II. Chemical Sources
The MBNMS receives its source waters from the California Current during
most of the year and the Davidson Current in late summer and fall. Along
with these currents, the surface waters receive nutrient input from wind-induced
upwelling that usually occurs in spring and summer. These oceanographic
features are described in the Physical Oceanography section and in Breaker
and Broenkow (1989).
Several freshwater inputs and two major estuaries also contribute to the
nearshore chemical characteristics of the Sanctuary. The major freshwater
sources are from the Sacramento and San Joaquin rivers which enter the Sanctuary
through the San Francisco Bay estuary. These source waters are substantially
impacted by the diversion of water to Southern California and agricultural
activities in the Sacramento and Central Valleys. The chemistry is modified
substantially during mixing processes occurring in the extensive estuary
of the anthropogenically influenced San Francisco Bay (Flegal et al. 1991).
Input from the Salinas and coastal range rivers, however, are not substantially
chemically modified by an estuary prior to entering the MBNMS. These
freshwater inputs comprise minor sources of chemical constituents to the
Sanctuary (NOAA 1992).
In addition to the surface water sources of dissolved and particulate chemical
species, several benthic sources have also been identified. Among these
are the flux of metals from sediments. Johnson and co-workers (Johnson et
al. 1992) have found that metal fluxes from the sediments are elevated in
regions of high rates of organic carbon remineralization. These high organic
carbon flux/remineralization regions are found in the upper shelf waters
which are typical throughout the MBNMS. Contrary to previous belief,
the flux of metals (manganese, cobalt, iron and copper) is lower in the
deeper waters normally associated with the oxygen minimum zone.

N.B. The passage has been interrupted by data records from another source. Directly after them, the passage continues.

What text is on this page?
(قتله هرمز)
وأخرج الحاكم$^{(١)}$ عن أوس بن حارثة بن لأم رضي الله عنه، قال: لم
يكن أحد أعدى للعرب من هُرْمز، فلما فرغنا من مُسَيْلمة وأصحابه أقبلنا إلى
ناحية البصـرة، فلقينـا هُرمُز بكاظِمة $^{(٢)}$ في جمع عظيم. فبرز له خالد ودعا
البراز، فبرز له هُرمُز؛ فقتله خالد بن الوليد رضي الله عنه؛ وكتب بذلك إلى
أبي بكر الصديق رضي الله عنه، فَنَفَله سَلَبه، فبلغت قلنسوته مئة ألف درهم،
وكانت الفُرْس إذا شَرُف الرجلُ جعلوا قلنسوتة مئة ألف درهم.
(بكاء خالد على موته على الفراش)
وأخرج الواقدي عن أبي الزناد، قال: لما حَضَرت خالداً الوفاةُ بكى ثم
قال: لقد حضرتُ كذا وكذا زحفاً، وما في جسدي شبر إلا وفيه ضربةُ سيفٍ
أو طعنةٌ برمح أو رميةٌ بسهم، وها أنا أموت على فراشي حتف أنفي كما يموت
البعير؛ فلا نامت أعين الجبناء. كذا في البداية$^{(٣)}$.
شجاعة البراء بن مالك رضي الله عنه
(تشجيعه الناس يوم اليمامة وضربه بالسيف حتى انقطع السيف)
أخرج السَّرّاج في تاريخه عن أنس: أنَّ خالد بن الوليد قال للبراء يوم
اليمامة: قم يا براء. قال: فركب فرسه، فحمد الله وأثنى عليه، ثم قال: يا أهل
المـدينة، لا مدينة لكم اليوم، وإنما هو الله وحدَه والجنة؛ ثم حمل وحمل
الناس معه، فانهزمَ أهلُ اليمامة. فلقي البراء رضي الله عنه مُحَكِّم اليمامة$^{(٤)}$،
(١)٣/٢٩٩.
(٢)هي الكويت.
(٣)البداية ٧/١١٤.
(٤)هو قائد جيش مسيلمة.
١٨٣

Cold seep venting has also been recently discovered within Monterey Bay.
This venting is thought to result from a variety of geological processes
including sediment compression (as in accretionary wedges) and submarine
aquifer outcropping (see Geology and Cold
Seep Communities sections). The extent of these venting sites is not
yet known, but they may contribute significant levels of iron, manganese,
sulfide and silica to the immediate vicinity where they have been shown
to support local chemosynthetic communities (Ferioli et al. 1994; Cold
Seep Communities section). The isotopic composition of nitrogen in clam
tissue off the Monterey Peninsula is being examined as a possible indicator
of uptake of dietary nitrogen from cold seeps (Rau et al. 1990). Although
cold seep fluids do not propagate far from their origins (Ferioli et al.
1994) and the abundance of cold seeps within the Sanctuary has not yet been
determined, extensive cold seep venting could have some influence on the
chemical composition of near bottom waters.
Atmospheric sources of chemical constituents to the Sanctuary are minimal
due to the prevailing onshore winds but occasional high terrigenous inputs
accompany offshore winds during the fall and winter (Breaker and Broenkow
1989). Pollution sources, identified and described by California
Department of Fish and Game's Marine Pollution ('Mussel Watch') program,
include sewage outfalls and runoff associated with agricultural drainage.
These sources are described in the Water Quality section and publications
by the Regional Water Quality Control Board and the MBNMS Water Quality Protection Program.